UATX and its supporters are not wrong about some of the ills that currently plague American academia. There is indeed political prejudice in many departments, and hiring committees do tend to reproduce the biases of their members. As I’ve pointed this out to my colleagues, they often fall back on the same meritocratic platitudes of those who want to protect the status quo: “we only want to hire the best!” However, in bringing their biases into the light, we expand their notions of what “the best” might be. As we point out that in the humanities and interpretive social sciences we offer only a narrow range of political perspectives, the seeds of change are planted. At Wesleyan, we are seeing this bear fruit — not through inviting right-wing provocateurs to campus to prove our free speech bona fides, but by calling attention to conventional academic prejudices and by hiring and inviting to campus serious scholars of conservative, libertarian and faith-based traditions.
This is analogous to how we have made change in regard to race- and gender-based bias: by raising awareness of the problem, we have made progress in countering it. Administrators and faculty need to work much harder at intellectual diversity in the humanities and social sciences, and we need to maintain a commitment to free expression even as we remain wary of those who would use the commitment as a cover for the exercise of power and intimidation. Furthermore, universities must remain places where enduring questions from a variety of traditions are explored. In my experience, the power of this exploration does not lie in showing us that now we know the truth; it lies in creating opportunities to discover that the things we now believe might be wrong. As a teacher, it’s a great joy to see a student’s prejudices dissolve through conversation, inquiry and the study of powerful works, and it’s an even greater thrill when this happens to oneself while teaching!

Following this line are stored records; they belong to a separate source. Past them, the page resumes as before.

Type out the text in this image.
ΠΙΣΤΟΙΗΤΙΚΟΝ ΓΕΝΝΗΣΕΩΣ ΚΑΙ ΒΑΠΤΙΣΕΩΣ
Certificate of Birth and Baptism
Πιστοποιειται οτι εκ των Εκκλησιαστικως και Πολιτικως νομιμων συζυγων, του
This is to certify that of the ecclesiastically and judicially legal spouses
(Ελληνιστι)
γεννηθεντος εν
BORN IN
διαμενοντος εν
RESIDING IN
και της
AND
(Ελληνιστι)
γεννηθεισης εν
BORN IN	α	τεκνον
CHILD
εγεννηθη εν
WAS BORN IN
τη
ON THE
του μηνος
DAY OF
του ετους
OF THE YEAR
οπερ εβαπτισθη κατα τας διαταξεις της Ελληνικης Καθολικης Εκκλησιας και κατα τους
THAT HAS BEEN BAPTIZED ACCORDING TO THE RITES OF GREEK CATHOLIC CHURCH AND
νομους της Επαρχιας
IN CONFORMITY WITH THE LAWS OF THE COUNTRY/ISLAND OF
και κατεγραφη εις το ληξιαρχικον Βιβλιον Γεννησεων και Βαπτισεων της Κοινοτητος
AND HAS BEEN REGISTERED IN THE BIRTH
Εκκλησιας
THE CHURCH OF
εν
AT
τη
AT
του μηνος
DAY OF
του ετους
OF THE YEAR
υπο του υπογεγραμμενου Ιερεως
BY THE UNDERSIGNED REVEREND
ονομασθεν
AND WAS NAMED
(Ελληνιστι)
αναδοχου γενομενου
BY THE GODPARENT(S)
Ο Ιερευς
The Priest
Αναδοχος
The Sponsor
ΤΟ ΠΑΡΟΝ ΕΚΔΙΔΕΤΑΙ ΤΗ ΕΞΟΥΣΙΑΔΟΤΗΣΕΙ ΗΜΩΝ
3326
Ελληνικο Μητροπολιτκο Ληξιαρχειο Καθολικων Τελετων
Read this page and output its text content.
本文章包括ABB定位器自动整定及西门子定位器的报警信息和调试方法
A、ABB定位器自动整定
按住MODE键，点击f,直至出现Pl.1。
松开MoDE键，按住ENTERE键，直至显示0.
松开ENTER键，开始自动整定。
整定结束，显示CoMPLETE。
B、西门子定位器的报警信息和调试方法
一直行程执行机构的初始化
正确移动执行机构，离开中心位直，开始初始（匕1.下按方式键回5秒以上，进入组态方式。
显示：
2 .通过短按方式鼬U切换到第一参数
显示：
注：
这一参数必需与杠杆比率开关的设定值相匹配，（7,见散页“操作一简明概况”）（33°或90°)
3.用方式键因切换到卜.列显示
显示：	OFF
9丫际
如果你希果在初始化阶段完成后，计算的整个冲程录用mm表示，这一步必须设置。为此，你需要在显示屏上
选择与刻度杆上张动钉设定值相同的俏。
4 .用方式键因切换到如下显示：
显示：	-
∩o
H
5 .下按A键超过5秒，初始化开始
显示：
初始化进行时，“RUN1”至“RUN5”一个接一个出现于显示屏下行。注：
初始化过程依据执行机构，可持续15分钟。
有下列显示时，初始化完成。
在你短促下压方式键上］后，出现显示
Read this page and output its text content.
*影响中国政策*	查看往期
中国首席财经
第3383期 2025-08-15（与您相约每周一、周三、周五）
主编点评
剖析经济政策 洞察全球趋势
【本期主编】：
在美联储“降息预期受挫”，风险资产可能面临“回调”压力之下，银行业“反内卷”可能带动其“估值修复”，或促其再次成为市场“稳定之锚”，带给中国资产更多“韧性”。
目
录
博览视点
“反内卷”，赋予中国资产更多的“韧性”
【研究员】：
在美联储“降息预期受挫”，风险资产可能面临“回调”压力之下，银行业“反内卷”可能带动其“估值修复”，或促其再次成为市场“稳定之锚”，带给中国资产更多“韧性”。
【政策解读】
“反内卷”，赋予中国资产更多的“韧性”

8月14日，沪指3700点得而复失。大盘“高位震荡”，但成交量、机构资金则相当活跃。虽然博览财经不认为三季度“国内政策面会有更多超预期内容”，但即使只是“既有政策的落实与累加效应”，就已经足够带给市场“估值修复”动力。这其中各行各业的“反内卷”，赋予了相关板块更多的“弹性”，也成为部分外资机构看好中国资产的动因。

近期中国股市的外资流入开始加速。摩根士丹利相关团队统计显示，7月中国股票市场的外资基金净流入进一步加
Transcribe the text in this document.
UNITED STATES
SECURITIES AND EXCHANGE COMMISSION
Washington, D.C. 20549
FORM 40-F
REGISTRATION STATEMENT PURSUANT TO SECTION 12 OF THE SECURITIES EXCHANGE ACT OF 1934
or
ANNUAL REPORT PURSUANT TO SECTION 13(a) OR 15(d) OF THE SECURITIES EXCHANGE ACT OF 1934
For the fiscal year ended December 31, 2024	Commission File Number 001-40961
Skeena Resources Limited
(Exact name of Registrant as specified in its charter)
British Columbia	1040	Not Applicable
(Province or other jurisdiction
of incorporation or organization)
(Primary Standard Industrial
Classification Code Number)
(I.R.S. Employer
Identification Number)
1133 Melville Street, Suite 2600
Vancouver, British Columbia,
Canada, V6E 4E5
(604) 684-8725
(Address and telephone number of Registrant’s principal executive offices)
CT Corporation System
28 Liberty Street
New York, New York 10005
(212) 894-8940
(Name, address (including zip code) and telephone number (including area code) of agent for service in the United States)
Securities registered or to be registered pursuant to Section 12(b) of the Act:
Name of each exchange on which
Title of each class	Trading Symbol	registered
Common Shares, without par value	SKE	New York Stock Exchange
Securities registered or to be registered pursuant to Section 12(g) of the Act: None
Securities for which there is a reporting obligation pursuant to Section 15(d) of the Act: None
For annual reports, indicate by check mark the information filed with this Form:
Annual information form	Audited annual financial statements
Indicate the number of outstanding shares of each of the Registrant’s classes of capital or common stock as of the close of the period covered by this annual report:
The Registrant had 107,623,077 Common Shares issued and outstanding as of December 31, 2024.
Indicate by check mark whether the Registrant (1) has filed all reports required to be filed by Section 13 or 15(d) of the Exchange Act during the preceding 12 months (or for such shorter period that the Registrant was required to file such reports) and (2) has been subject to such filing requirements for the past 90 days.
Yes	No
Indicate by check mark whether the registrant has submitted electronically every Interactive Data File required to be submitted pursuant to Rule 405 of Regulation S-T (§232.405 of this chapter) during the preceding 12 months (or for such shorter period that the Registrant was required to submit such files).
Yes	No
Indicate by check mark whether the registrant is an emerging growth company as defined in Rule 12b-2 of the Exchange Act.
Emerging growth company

I realize that the University of Austin is trying to raise money from donors whose wallets will open more quickly when they hear complaints about woke warriors or pronoun police. But you shouldn’t misleadingly disparage higher education in general in order to make a place for yourself — especially when declaring one’s devotion to truth. These complaints about other schools are really reflections of American political culture. So many seem to think that those with whom they disagree have just gone too far, be that in regard to environmental regulation, public health, or changing language to become more inclusive. Those accused of exceeding some border of civility or failing to protect free speech often return the favor and caricature their accusers as enemies of justice. The rounds of mutual recrimination only further erode the basic trust that a healthy political culture requires — that a healthy campus culture requires.
It’s good to start a new school. The ecology of higher education can have a niche for the University of Austin. If it turns out to thrive, it doesn’t have to be at the expense of the work being done at other colleges and universities across the country.